O prefeito de Nova York, Zohran Mamdani, anunciou nesta semana um feito considerado improvável: meses após alertar sobre um déficit orçamentário de US$ 12 bilhões, sua administração conseguiu não apenas equilibrar as contas da cidade, mas também aumentar os investimentos em áreas prioritárias.
Em um vídeo publicado na plataforma X, Mamdani afirmou:
‘Herdei um déficit de US$ 12 bilhões. Muitos diziam que a única saída era cortar serviços e aprovar um orçamento de austeridade. Nós rejeitamos essa ideia. Após meses de trabalho árduo, esse déficit agora é zero. Nossa cidade está em terreno financeiro sólido.’
O prefeito destacou que a redução do déficit não ocorreu às custas da população trabalhadora. Segundo ele, foi possível manter e até ampliar investimentos em parques, bibliotecas, segurança nas ruas e habitação pública. ‘Chamem de política de buracos nas ruas. Chamem de socialismo democrático. É um governo que entrega resultados para quem faz essa cidade funcionar.’
As declarações de Mamdani foram reforçadas pelo senador Bernie Sanders, também filiado ao socialismo democrático:
‘Parabéns ao prefeito Mamdani. Ele herdou um enorme déficit, reduziu a zero e ainda investiu em creches, habitação e infraestrutura urbana.

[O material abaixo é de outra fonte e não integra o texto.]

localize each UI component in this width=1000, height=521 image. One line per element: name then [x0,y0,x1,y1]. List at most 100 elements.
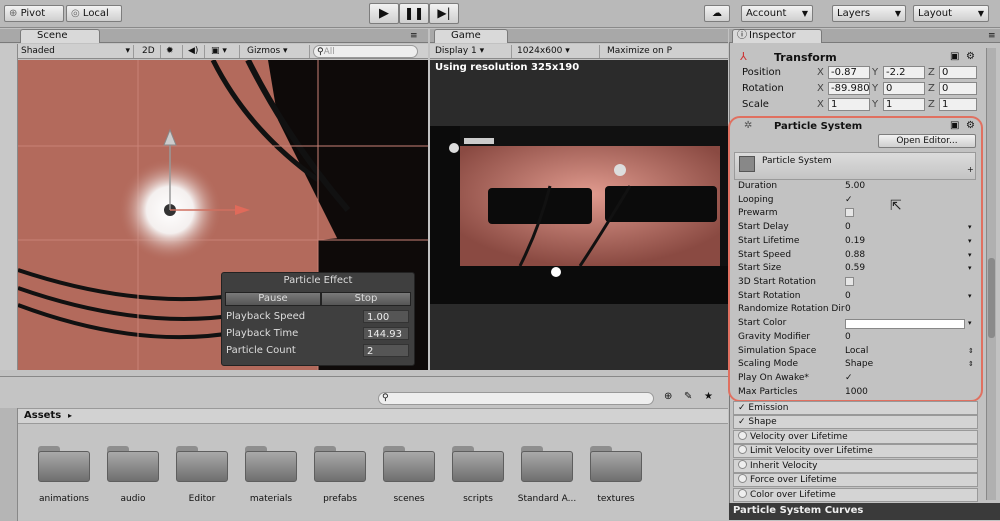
particle-stop-button[interactable]: Stop [321,292,411,306]
chevron-down-icon[interactable]: ▾ [968,290,972,303]
module-toggle[interactable] [738,445,747,454]
folder-icon[interactable] [176,446,228,482]
help-icon[interactable]: ▣ [950,51,959,62]
module-checkmark[interactable]: ✓ [738,417,746,427]
help-icon[interactable]: ▣ [950,120,959,131]
folder-label[interactable]: materials [236,494,306,504]
add-icon[interactable]: + [967,165,974,174]
duration-field[interactable]: 5.00 [845,180,865,193]
folder-label[interactable]: scenes [374,494,444,504]
tab-inspector[interactable]: ⓘ Inspector [732,29,822,43]
effects-icon[interactable]: ▣ ▾ [208,45,240,58]
module-toggle[interactable] [738,489,747,498]
module-toggle[interactable] [738,460,747,469]
cloud-button[interactable]: ☁ [704,5,730,22]
rotation-y-field[interactable]: 0 [883,82,925,95]
scale-x-field[interactable]: 1 [828,98,870,111]
playback-time-field[interactable]: 144.93 [363,327,409,340]
rotation-z-field[interactable]: 0 [939,82,977,95]
simulation-space-dropdown[interactable]: Local [845,345,868,358]
gear-icon[interactable]: ⚙ [966,51,975,62]
project-search-input[interactable]: ⚲ [378,392,654,405]
chevron-down-icon[interactable]: ▾ [968,249,972,262]
layout-dropdown[interactable]: Layout ▼ [913,5,989,22]
scrollbar-thumb[interactable] [988,258,995,338]
filter-label-icon[interactable]: ✎ [684,391,692,402]
module-toggle[interactable] [738,474,747,483]
folder-icon[interactable] [38,446,90,482]
start-rotation-field[interactable]: 0 [845,290,851,303]
inspector-scrollbar[interactable] [986,48,996,500]
folder-label[interactable]: prefabs [305,494,375,504]
layers-dropdown[interactable]: Layers ▼ [832,5,906,22]
start-rotation-3d-checkbox[interactable] [845,276,854,289]
panel-menu-icon[interactable]: ≡ [410,31,418,41]
gravity-modifier-field[interactable]: 0 [845,331,851,344]
chevron-down-icon[interactable]: ▾ [968,235,972,248]
account-dropdown[interactable]: Account ▼ [741,5,813,22]
module-toggle[interactable] [738,431,747,440]
particle-pause-button[interactable]: Pause [225,292,321,306]
rotation-x-field[interactable]: -89.980 [828,82,870,95]
gear-icon[interactable]: ⚙ [966,120,975,131]
module-shape[interactable]: ✓ Shape [733,415,978,429]
module-inherit-velocity[interactable]: Inherit Velocity [733,459,978,473]
pause-button[interactable]: ❚❚ [399,3,429,24]
display-dropdown[interactable]: Display 1 ▾ [432,45,512,58]
position-z-field[interactable]: 0 [939,66,977,79]
position-y-field[interactable]: -2.2 [883,66,925,79]
folder-icon[interactable] [521,446,573,482]
chevron-updown-icon[interactable]: ⇕ [968,345,974,358]
folder-icon[interactable] [107,446,159,482]
game-viewport[interactable]: Using resolution 325x190 [430,60,728,370]
mode-2d-toggle[interactable]: 2D [139,45,161,58]
folder-label[interactable]: textures [581,494,651,504]
filter-type-icon[interactable]: ⊕ [664,391,672,402]
folder-icon[interactable] [452,446,504,482]
max-particles-field[interactable]: 1000 [845,386,868,399]
chevron-down-icon[interactable]: ▾ [968,262,972,275]
play-on-awake-checkbox[interactable]: ✓ [845,372,853,385]
scene-search-input[interactable]: ⚲All [313,45,418,58]
folder-label[interactable]: animations [29,494,99,504]
chevron-down-icon[interactable]: ▾ [968,317,972,330]
module-emission[interactable]: ✓ Emission [733,401,978,415]
chevron-down-icon[interactable]: ▾ [968,221,972,234]
start-speed-field[interactable]: 0.88 [845,249,865,262]
audio-icon[interactable]: ◀) [185,45,205,58]
folder-label[interactable]: Editor [167,494,237,504]
favorite-star-icon[interactable]: ★ [704,391,713,402]
panel-menu-icon[interactable]: ≡ [988,31,996,41]
position-x-field[interactable]: -0.87 [828,66,870,79]
module-velocity-over-lifetime[interactable]: Velocity over Lifetime [733,430,978,444]
particle-system-main-header[interactable]: Particle System + [734,152,976,180]
scaling-mode-dropdown[interactable]: Shape [845,358,873,371]
randomize-rotation-field[interactable]: 0 [845,303,851,316]
prewarm-checkbox[interactable] [845,207,854,220]
start-delay-field[interactable]: 0 [845,221,851,234]
start-color-swatch[interactable] [845,319,965,329]
folder-icon[interactable] [245,446,297,482]
module-limit-velocity[interactable]: Limit Velocity over Lifetime [733,444,978,458]
module-checkmark[interactable]: ✓ [738,403,746,413]
folder-label[interactable]: Standard A... [512,494,582,504]
play-button[interactable]: ▶ [369,3,399,24]
chevron-updown-icon[interactable]: ⇕ [968,358,974,371]
scale-z-field[interactable]: 1 [939,98,977,111]
module-color-over-lifetime[interactable]: Color over Lifetime [733,488,978,502]
module-force-over-lifetime[interactable]: Force over Lifetime [733,473,978,487]
open-editor-button[interactable]: Open Editor... [878,134,976,148]
folder-icon[interactable] [383,446,435,482]
playback-speed-field[interactable]: 1.00 [363,310,409,323]
resolution-dropdown[interactable]: 1024x600 ▾ [514,45,600,58]
tab-game[interactable]: Game [434,29,508,43]
folder-icon[interactable] [314,446,366,482]
folder-icon[interactable] [590,446,642,482]
tab-scene[interactable]: Scene [20,29,100,43]
folder-label[interactable]: scripts [443,494,513,504]
gizmos-dropdown[interactable]: Gizmos ▾ [244,45,310,58]
particle-system-curves-header[interactable]: Particle System Curves [729,503,1000,520]
local-button[interactable]: ◎ Local [66,5,122,22]
start-size-field[interactable]: 0.59 [845,262,865,275]
lighting-icon[interactable]: ✹ [163,45,183,58]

Quando governos municipais apoiam famílias trabalhadoras, e não bilionários, não há limites para o que podem realizar.’
A estratégia de Mamdani para fechar o rombo de US$ 12 bilhões — equivalente a 10% do orçamento anual da cidade — em apenas três meses envolveu duas frentes principais, conforme explicou o próprio prefeito.
Tributação sobre os mais ricos e apoio estadual
Em fevereiro, logo após assumir o cargo, Mamdani já havia alertado sobre a necessidade de aumentar impostos sobre os mais abastados ou elevar os tributos imobiliários para todos os moradores. No entanto, a solução encontrada foi diferente.
A administração conseguiu o equilíbrio orçamentário com a implementação de um imposto sobre residências de luxo, proposto em parceria com a governadora Kathy Hochul. A taxa, chamada de ‘pied-à-terre tax’, incide sobre imóveis avaliados em pelo menos US$ 5 milhões que não são alugados ou declarados como residência principal.
Segundo a equipe de Hochul, a medida deve gerar pelo menos US$ 500 milhões anuais. No entanto, o escritório do contador-geral de Nova York (comptroller) fez um alerta: após a implementação, a arrecadação real poderia cair para cerca de US$ 340 milhões, devido a possíveis mudanças de comportamento dos proprietários.
Investimentos sociais mantidos
Além da arrecadação adicional, a cidade também contou com um aporte emergencial de US$ 3,7 bilhões do governo estadual de Nova York, conforme relatado por veículos de imprensa locais. Essa injeção de recursos foi fundamental para fechar o rombo sem cortes drásticos em serviços públicos.
O resultado, segundo analistas, demonstra que é possível equilibrar as contas públicas sem sacrificar programas sociais essenciais. Para críticos, no entanto, a estratégia pode não ser sustentável a longo prazo, dependendo excessivamente de recursos externos e de tributação sobre um grupo reduzido de contribuintes.